Junketsu's descending upon me, and though I struggle to break free of the fibers holding me, they stick tight to my skin, having woven their way into my own fibers and creating too strong of a bond. Junketsu feels like a leech on my skin, squeezing and sucking the blood out of me. Unlike Senketsu, Junketsu didn't spare me the pain. It definitely hurts.

No matter how much I try to reject Junketsu, it doesn't stop this kamui from feeding. It's squeezing tighter around my body, uncomfortably so, and I close my eyes to try and focus…

But touches on my leg quickly change that. Harime Nui and Kiryuin Ragyo have found their places next to me, touching me with their filthy skin. How dare they force this thing upon me! I'll only wear Senketsu!
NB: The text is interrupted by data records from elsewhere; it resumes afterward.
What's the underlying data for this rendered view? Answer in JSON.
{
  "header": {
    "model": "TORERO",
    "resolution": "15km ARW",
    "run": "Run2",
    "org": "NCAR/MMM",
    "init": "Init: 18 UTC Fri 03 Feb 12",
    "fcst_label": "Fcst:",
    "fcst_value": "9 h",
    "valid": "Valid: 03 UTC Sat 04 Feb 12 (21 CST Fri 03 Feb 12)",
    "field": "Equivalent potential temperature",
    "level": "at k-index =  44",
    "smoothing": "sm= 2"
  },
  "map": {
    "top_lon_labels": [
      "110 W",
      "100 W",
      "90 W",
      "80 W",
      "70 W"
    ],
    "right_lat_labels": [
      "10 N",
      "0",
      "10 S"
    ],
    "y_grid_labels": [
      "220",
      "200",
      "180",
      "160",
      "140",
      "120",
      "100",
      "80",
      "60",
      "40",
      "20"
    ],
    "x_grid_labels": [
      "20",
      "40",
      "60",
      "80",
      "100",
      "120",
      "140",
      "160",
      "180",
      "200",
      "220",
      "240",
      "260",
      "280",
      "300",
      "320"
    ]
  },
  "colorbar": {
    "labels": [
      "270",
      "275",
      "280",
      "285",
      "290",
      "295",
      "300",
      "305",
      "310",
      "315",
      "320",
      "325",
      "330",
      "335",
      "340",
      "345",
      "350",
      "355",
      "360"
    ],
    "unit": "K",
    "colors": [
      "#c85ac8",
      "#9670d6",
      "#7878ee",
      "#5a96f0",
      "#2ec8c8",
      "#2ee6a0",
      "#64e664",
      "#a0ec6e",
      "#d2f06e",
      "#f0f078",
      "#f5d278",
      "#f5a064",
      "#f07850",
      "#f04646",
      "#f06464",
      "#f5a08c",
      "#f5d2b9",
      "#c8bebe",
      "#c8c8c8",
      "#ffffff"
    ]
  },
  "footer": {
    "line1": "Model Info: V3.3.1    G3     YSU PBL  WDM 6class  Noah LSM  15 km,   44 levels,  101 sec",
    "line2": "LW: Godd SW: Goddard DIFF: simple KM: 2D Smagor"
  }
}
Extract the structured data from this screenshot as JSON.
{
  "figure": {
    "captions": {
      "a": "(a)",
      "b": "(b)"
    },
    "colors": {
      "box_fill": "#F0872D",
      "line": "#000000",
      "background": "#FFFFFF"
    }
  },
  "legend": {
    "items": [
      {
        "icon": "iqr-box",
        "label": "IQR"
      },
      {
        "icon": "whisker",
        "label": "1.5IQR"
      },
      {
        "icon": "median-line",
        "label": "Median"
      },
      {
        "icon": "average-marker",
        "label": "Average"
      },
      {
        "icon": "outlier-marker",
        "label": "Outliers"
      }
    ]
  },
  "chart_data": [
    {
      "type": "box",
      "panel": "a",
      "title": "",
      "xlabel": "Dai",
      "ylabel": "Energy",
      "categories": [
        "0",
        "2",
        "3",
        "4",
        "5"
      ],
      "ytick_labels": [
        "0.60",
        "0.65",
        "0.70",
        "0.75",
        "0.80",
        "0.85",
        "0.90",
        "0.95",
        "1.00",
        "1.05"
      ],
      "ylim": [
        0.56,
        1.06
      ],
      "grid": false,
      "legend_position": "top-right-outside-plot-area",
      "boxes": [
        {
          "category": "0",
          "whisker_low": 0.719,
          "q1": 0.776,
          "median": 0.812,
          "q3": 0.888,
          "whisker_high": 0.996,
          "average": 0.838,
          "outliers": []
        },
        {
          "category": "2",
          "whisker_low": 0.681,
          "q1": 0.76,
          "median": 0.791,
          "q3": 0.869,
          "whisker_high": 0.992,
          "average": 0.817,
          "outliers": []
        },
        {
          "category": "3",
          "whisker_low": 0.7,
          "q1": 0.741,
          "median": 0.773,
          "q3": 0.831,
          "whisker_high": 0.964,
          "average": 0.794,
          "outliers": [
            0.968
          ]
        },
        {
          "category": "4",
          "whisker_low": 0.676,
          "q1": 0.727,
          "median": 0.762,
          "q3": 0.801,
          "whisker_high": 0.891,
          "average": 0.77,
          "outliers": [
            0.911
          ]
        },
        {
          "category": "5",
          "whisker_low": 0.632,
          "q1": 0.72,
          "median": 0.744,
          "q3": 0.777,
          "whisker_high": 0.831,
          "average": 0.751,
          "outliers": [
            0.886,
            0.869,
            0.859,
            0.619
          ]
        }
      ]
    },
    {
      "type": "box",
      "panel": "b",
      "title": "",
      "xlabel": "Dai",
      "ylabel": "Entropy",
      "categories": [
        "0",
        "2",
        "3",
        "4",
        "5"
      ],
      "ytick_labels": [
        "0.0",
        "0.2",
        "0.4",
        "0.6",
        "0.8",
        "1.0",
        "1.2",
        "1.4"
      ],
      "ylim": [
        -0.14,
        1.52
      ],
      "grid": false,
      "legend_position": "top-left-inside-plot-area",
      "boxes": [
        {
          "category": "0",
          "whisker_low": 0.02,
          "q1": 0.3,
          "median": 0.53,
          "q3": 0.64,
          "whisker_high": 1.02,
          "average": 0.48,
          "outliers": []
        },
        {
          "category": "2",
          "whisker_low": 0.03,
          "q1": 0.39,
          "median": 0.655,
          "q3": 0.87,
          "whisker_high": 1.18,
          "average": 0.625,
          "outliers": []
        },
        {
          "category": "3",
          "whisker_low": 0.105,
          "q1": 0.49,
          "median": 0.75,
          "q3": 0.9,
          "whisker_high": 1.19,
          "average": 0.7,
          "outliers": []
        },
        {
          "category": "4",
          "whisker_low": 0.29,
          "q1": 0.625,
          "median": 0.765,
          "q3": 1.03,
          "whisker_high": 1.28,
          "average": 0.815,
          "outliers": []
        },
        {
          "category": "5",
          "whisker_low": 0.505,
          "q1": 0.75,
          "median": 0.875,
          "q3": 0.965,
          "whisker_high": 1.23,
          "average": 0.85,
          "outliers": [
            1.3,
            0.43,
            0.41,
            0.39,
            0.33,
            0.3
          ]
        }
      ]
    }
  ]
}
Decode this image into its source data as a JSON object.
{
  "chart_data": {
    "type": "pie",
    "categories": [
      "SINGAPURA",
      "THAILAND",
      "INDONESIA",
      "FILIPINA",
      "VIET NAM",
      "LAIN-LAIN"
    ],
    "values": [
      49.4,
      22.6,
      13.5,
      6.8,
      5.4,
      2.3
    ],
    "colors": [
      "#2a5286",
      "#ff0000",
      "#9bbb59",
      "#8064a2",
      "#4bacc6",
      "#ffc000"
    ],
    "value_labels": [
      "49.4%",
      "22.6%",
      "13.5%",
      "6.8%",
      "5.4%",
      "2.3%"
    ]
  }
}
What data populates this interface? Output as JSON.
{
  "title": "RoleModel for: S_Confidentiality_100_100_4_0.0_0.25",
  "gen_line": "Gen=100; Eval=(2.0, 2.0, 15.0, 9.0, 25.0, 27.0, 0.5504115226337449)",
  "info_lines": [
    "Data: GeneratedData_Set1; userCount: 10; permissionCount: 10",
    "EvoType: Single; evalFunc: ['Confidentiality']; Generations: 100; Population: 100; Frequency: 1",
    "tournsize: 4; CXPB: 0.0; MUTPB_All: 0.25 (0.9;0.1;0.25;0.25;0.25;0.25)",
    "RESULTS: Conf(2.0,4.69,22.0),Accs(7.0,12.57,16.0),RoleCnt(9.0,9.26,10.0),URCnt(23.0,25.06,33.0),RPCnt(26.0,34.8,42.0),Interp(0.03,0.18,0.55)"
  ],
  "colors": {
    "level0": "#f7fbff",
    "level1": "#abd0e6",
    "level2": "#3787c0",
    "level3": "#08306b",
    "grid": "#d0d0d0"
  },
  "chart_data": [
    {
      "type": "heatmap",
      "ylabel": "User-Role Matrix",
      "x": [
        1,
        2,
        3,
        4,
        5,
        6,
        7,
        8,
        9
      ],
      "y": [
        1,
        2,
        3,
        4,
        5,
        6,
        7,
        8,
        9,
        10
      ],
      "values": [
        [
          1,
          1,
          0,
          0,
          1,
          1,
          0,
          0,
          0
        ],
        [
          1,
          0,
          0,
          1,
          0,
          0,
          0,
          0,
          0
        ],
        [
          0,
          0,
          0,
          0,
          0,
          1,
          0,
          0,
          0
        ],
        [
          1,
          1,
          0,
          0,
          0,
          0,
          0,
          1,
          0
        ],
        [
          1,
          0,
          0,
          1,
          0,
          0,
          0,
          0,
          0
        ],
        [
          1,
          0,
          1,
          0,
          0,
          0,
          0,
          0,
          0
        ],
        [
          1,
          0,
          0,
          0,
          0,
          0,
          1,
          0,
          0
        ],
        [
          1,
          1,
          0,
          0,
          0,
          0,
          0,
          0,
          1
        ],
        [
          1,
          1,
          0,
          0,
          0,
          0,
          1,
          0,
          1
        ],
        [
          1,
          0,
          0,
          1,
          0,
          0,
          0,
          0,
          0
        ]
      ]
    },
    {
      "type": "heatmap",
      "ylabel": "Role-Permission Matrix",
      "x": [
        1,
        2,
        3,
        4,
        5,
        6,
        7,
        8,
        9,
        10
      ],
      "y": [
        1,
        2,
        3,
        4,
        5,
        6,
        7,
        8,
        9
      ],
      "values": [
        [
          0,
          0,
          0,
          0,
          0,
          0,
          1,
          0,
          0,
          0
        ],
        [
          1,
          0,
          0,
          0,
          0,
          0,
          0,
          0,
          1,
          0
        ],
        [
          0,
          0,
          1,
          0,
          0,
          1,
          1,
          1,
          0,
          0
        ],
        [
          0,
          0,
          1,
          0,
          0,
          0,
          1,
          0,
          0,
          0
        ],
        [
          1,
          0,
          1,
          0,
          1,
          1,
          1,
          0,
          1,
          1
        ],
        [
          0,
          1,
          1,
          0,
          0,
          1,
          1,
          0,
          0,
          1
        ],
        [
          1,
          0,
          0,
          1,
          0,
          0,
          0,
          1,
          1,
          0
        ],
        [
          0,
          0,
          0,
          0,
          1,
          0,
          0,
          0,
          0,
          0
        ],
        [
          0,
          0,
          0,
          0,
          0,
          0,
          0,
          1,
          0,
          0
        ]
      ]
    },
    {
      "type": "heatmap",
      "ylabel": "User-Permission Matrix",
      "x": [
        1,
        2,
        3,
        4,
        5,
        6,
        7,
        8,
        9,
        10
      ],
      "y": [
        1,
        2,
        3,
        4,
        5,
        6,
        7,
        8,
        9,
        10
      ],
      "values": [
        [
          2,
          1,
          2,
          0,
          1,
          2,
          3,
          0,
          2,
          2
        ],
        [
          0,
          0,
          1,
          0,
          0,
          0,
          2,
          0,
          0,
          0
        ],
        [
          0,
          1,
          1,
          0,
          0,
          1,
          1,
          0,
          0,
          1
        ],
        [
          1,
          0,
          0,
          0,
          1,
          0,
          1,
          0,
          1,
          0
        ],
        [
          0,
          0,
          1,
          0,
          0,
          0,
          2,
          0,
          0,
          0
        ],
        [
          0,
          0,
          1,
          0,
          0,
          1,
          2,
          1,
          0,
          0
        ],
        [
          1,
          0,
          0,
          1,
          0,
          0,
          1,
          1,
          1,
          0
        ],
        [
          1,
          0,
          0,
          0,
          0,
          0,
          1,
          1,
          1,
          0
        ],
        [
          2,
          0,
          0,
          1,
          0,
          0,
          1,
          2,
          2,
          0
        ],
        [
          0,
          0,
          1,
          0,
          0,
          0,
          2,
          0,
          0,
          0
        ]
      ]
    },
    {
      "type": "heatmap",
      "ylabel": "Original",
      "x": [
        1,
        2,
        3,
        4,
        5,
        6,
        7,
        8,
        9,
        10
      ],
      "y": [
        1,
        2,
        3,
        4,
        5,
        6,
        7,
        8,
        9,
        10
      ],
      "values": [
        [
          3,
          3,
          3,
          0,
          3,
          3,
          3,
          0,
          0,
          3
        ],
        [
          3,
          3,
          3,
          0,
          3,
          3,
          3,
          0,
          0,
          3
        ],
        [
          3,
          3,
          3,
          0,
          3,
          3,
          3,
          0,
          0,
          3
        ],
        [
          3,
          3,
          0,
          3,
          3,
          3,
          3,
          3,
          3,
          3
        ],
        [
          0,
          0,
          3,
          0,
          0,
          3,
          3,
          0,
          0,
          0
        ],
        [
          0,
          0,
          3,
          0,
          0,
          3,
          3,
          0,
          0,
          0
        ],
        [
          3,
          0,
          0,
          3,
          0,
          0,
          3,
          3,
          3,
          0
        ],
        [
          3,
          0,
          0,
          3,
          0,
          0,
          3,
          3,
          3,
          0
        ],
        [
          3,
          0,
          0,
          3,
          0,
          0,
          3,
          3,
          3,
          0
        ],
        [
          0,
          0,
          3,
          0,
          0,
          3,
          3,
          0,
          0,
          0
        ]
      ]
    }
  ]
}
I can feel Nui's cold touch on my arm, despite wearing Junketsu. Is she really that cold…? And Ragyo's hand is sliding in between my—no! She has the audacity to violate me like this. I can't play her game because I'm unable to move, but I'm not going to let her affect me.

All I have to do is ignore it, ignore everything, don't let this get to me.

Something's poking at the edges of my mind, and before I can even react, it's like my whole mind is on lock down. I see every single memory my brain has stored up until this point flash before my eyes within seconds, before it's seemingly all gone. I'm starting to feel claustrophobic with how tightly this presence has a grip on my mind.

Slowly but surely, images start to reappear, ones I'm not familiar with. I should remember them though, right? My mind would not just conjure up images of Ragyo and I together, actually being happy? She was never in my childhood!

But what else does my childhood consist of? All I can remember is her giving me everything I ever wanted. She made me happy without question, gave me the world…

Seeing these memories appear… it feels so nice, filled with the love of a parent, the love that I so desperately needed in my life. The love granted to me by this woman before me, a woman who I thought I never really knew until now. The woman that is making my body feel like it's supposed to. It's supposed to feel good to be me. Their touches are bringing that realization ever closer to me.

I'm starting to wonder why I ever fought against Junketsu in the first place. Letting Junketsu take control is exhilarating, as though we're one the same. The power flowing through me as Junketsu takes blood as compensation. My wedding dress, my gift from Mama; it's an honour to finally don you. You look wonderful on me.

My body tells me that something is wrong here, that these touches to my core should not be happening. I'm sore down there, but I know I should love it. And so I do love it. Mama is giving me the best care in the world, and I will do my best to show her I appreciate it. The fibers inside me sing that yes, this is right.

I cling to her arms, my moans escalating as Nui's cold but familiar touch caress my torso, pinching and clawing in tandem to Mama's strokes. This feels so right; Mama's telling me I'm doing well, bringing me closer to her body. I smile for her as my body begins to release. It's such a funny feeling, but it makes me feel good. She holds me as I shake, stroking through the waves of pleasure and whispering nice things to me that I've remembered her saying every time she brought me this bliss.

I am proud to wear Junketsu for you, Mama.